Dismissing them as the latter, however, does a great disservice to the quality death metal on tap here. Granted, for those metal heads who can’t stomach any amount of humour, you’d be well advised to steer clear of the band both on record and in a live situation – listening to Hall's stage raps and song introductions remain some of the most hilarious shit I’ve ever heard – but you’ll be missing out. As Cannabis Corpse has expanded their shtick beyond strict Cannibal Corpse salutation, they’ve also incorporated other tangents from the world of death metal.
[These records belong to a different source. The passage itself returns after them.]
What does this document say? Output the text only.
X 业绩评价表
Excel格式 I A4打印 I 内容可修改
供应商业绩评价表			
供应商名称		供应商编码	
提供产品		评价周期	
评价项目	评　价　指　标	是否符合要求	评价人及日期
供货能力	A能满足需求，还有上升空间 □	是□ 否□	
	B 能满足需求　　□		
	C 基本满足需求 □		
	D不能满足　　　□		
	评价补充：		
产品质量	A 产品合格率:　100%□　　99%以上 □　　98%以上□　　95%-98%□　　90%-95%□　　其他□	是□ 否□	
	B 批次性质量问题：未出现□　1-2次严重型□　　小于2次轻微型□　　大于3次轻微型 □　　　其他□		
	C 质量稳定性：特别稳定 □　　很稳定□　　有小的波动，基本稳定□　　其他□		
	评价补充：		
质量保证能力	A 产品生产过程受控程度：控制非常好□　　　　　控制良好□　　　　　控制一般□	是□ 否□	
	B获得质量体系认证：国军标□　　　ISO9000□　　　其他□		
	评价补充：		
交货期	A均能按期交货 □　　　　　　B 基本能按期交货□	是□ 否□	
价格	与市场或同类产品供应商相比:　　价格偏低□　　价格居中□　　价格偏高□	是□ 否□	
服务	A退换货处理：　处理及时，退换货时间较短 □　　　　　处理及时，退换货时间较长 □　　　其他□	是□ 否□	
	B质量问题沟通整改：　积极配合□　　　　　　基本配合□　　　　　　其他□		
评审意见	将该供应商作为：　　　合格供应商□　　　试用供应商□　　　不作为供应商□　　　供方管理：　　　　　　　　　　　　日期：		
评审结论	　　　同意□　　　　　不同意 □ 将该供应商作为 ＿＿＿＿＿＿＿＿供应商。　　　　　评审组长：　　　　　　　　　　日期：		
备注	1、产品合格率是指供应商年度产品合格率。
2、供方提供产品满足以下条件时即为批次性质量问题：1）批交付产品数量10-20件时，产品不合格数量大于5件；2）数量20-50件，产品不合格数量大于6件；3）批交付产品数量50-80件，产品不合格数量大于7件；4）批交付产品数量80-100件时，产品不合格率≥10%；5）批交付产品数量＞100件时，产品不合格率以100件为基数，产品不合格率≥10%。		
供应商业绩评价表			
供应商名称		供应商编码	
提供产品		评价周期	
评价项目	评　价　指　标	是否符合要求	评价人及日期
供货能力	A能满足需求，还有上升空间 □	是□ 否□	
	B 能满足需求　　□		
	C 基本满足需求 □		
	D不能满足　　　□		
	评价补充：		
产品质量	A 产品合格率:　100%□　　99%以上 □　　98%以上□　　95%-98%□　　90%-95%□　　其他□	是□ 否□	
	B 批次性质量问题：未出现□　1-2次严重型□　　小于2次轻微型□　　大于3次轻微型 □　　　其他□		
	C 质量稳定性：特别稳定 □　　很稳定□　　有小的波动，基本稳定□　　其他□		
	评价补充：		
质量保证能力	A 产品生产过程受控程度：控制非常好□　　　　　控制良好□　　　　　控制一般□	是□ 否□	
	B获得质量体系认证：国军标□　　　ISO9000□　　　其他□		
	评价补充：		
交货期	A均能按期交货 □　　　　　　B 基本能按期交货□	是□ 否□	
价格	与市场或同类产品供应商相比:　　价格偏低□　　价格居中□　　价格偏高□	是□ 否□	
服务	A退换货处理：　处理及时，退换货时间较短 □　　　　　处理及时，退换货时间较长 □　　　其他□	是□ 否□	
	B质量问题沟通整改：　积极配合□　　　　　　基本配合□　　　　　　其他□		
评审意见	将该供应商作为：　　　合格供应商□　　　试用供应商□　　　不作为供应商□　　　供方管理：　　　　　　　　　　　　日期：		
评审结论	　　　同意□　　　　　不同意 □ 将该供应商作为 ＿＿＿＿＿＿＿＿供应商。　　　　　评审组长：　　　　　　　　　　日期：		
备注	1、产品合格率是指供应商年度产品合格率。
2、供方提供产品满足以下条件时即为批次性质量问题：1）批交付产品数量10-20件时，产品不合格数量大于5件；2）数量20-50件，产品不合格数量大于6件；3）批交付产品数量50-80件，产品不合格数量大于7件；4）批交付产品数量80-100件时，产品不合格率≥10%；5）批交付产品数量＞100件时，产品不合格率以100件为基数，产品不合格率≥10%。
Example: their last two albums were entitled Beneath Grow Lights Thou Shalt Rise and From Wisdom to Baked. On Left Hand Pass, they demonstrate their ability to entwine good and evil (i.e. a good time with evil sounds) in “Effigy of the Forgetful” which twists an obvious Suffocation reference with Floridian tropes and a wry lyrical stop/start sequence.

It shouldn’t come as any surprise that a song with a verbose title that incorporates some reference to weed and ancient Egypt – “Papyrus Containing the Spell to Protect Its Possessor Against Attacks from He who is in the Bong Water” – contains some measure of musical homage to Nile with riffs utilizing a rapid-fire technique and penetrating complexity to brush away the doldrums while also posting a decent helping of catchiness. On the other hand, “The 420th Crusade” and “In Battle There is no Pot” aren’t entirely beholden to Bolt Thrower as they flash shades of reference to both Entombed and Exhumed. “Grass Obliteration” draws on the sort of fantastical story telling death metal has historically excelled at (the song appears to be about a fed-up-with-society stoner who builds a killing machine powered by weed) and mixes it up by pulling in some Cephalic Carnage and Grave. Then there’s the title track, which chugs like Roadrunner and Earache classics to the lyrical tune of “A horrific demon appears/in a burst of flame to do my bidding/I command it to bring me a joint of hells sativa/From a bag made of human flesh it pulls out a doober/I spark it up making sure to pass it with my left hand/The joke was on me/that joint was all stems and seeds.”

There are moments within a number of the ten tracks where you can hear the identity of the musicians jockeying for position against the shtick’s requirement that they make casual and ongoing reference to established death metal styles and motifs, if not riffs. “The Fiends that Come to Steal the Weed of the Deceased” has a myriad of recognizable death metal moments interjected into some pretty solid riffing that could have come from the fingers of Erik Rutan, but I swear I’ve heard the melody leading in the main guitar solo elsewhere before, just can’t put my finger on it. This will be a game those of you with extensive record collections of death metal across the obscurity continuum will find yourselves playing over the course of this album. At the same time, to the untrained ear, all of the above is nothing but nerdy hair splitting; your significant other who knows nothing about metal and your mom will continue to hear a bunch of fucking directionless noise. Though, if you spark one up and pass it along and who knows what they might hear.